Patients with peripheral artery disease (PAD) are at a very high risk of cardiovascular events and strongly benefit from lowering LDL cholesterol (LDL-C). Current guidelines recommend an LDL-C target of at least <70mg/dl for these patients. PAD patients who also have diabetes are at an extremely high risk of cardiovascular events, and an LDL-C target of <55 mg/dl has been proposed for these patients. Whether the presence of type 2 diabetes (T2DM) affects LDL-C target achievement in PAD patients is unknown and is addressed in the present study.

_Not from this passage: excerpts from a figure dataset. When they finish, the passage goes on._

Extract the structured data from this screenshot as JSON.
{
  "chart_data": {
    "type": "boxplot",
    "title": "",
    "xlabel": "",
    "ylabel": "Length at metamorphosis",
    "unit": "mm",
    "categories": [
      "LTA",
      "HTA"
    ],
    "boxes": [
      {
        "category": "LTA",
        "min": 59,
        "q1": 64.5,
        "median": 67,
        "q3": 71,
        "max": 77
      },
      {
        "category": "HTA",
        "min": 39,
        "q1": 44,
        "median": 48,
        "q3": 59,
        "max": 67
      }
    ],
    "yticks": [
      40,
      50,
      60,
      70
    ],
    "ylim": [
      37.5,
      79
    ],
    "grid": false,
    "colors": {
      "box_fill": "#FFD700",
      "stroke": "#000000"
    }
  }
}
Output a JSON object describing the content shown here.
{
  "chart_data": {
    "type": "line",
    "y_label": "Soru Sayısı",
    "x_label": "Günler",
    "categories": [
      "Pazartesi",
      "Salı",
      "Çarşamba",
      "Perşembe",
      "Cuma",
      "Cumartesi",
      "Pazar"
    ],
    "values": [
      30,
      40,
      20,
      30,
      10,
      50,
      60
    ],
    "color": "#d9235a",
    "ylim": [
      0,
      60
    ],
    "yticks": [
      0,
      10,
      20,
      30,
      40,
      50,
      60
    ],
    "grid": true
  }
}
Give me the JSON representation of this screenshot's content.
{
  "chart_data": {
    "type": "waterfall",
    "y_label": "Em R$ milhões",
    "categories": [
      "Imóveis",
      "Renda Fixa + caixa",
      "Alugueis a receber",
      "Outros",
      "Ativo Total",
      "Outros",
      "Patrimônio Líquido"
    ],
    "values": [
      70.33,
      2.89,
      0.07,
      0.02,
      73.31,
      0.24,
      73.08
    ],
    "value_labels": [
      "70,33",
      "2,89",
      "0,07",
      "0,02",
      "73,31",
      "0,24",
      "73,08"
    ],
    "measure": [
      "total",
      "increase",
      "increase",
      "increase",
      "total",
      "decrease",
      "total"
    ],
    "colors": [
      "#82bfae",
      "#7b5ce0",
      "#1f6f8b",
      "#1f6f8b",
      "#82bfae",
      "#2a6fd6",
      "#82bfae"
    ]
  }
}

We investigated an unselected consecutive series of 481 patients with sonographically proven PAD, of whom 214 (44.5%) had T2DM. An LDL-C target of <70 mg/dl was met by 26.4% of PAD patients with T2DM and by 9.0% of nondiabetic PAD patients (p<0.001); an LDL-C target <55 mg/dl was met by 11.8% of T2DM patients and by 2.7% of nondiabetic patients (p<0.001). Logistic regression analysis showed that the presence of T2DM was an independent and strong predictor of LDL-C target achievement after multivariate adjustment including age, gender and statin use both for the <70 mg/dl target (OR 3.31 [1.93-5.68]; p<0.001) and for the <55 mg/dl target (OR 4.40 [1.83-10.51]; p<0.001). We conclude that T2DM is a strong and independent predictor of LDL-C target achievement among PAD patients; however, also among PAD patients with T2DM the majority does not even meet the liberal LDL-C target of <70 mg/dl. Disclosure S. Sternbauer: None. A. Vonbank: None. C. Heinzle: None. D. Zanolin-Purin: None. J.F. Dopheide: None. I. Baumgartner: None. B. Larcher: None. A. Mader: None. A. Leiherer: None. A. Muendlein: None. H. Drexel: None. C.H. Saely: None.